Mit jedem Satz sackt der Bürgermeister immer weiter in sich zusammen. "Nein, Sir, natürlich, Sir", murmelt er kleinlaut.
"Na also." Washington klopft ihm nochmals auf die Schulter. "Macht Euch keine Sorgen, sollte wider Erwarten doch der Fall der Fälle eintreten, wird Eure Stadt reich entlohnt werden. Das verspreche ich Euch."
Der Bürgermeister wirkt jetzt zufrieden und bedankt sich bei Washington für diese großzügige Geste.
Später, als alle gerade am Gehen sind, tritt Washington an den Wissenschaftler heran und will von ihm wissen, warum er vorhin nicht mitgejubelt und den Kopf geschüttelt hat.
"Äh, oh, Sir, das ist Ihnen aufgefallen? Das war nicht meine Absicht."
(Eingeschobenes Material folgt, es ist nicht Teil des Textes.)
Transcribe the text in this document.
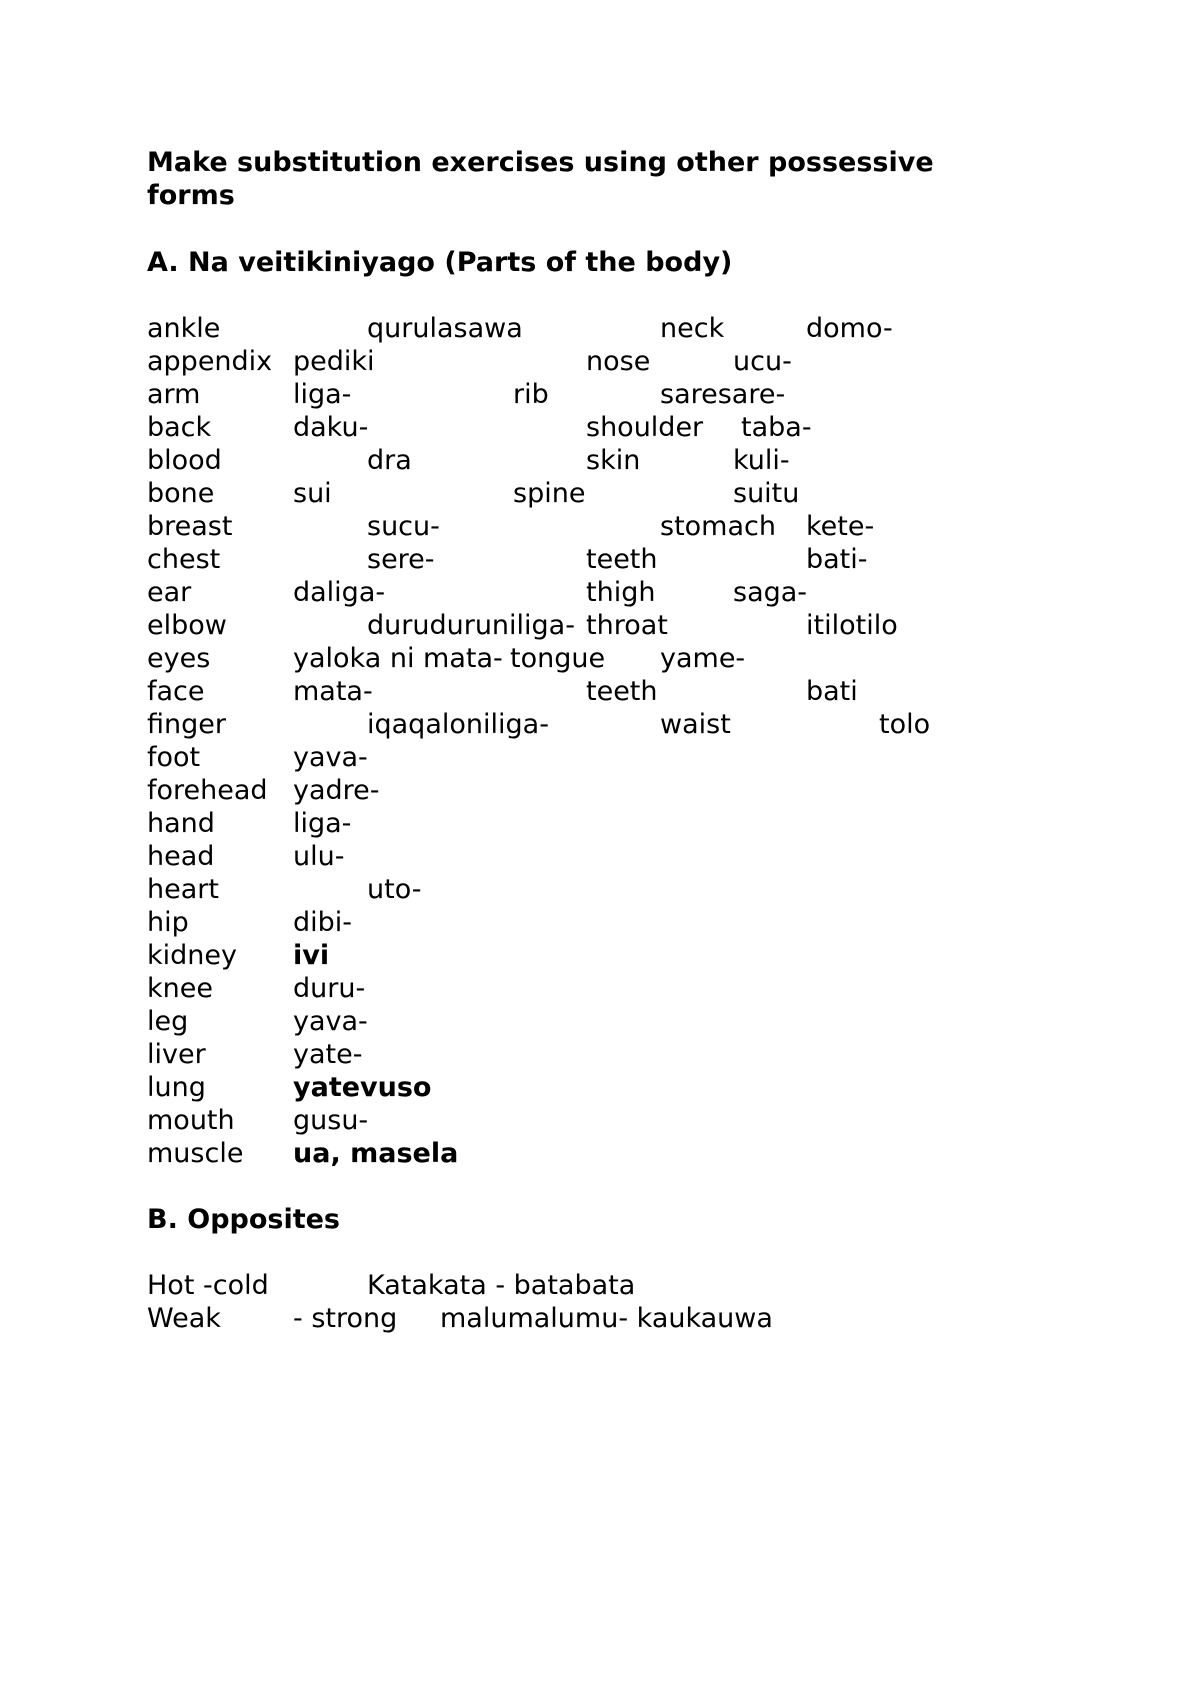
Make substitution exercises using other possessive

forms

A. Na veitikiniyago (Parts of the body)

ankle	qurulasawa	neck	domo-
appendix pediki	nose	ucu-
arm	liga-	rib	saresare-
back	daku-	shoulder taba-
blood	dra	skin	kuli-
bone	sui	spine	suitu
breast	sucu-	stomach kete-
chest	sere-	teeth	bati-
ear	daliga-	thigh	saga-
elbow	duruduruniliga- throat	itilotilo
eyes	yaloka ni mata- tongue yame-
face	mata-	teeth	bati
finger	iqaqaloniliga-	waist	tolo
foot	yava-
forehead yadre-
hand	liga-
head	ulu-
heart	uto-
hip	dibi-
kidney ivi
knee	duru-
leg	yava-
liver	yate-
lung	yatevuso
mouth gusu-
muscle ua, masela

B. Opposites

Hot -cold	Katakata - batabata
Weak	- strong malumalumu- kaukauwa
"Aber es ist die meine, den Grund für Deine Haltung zu erfahren."
"Ach, das ist nichts, Sir. Ich will Sie nicht unnötig beunruhigen."
"Ich möchte aber beunruhigt werden. Weil ich dann seltener überrascht werde."
Er blickt sich um und raunt dem Wissenschaftler dann zu: "Komm bitte morgen früh vorbei, damit wir darüber sprechen können."
"Na gut, Sir, wie Sie meinen."
Als die Runde aufgelöst ist, blickt Washington aus seinem Fenster über die Meeresbucht in Richtung Südosten, wo demnächst der Koloss in den Himmel ragen würde.
Natürlich nur, wenn alles glatt lief.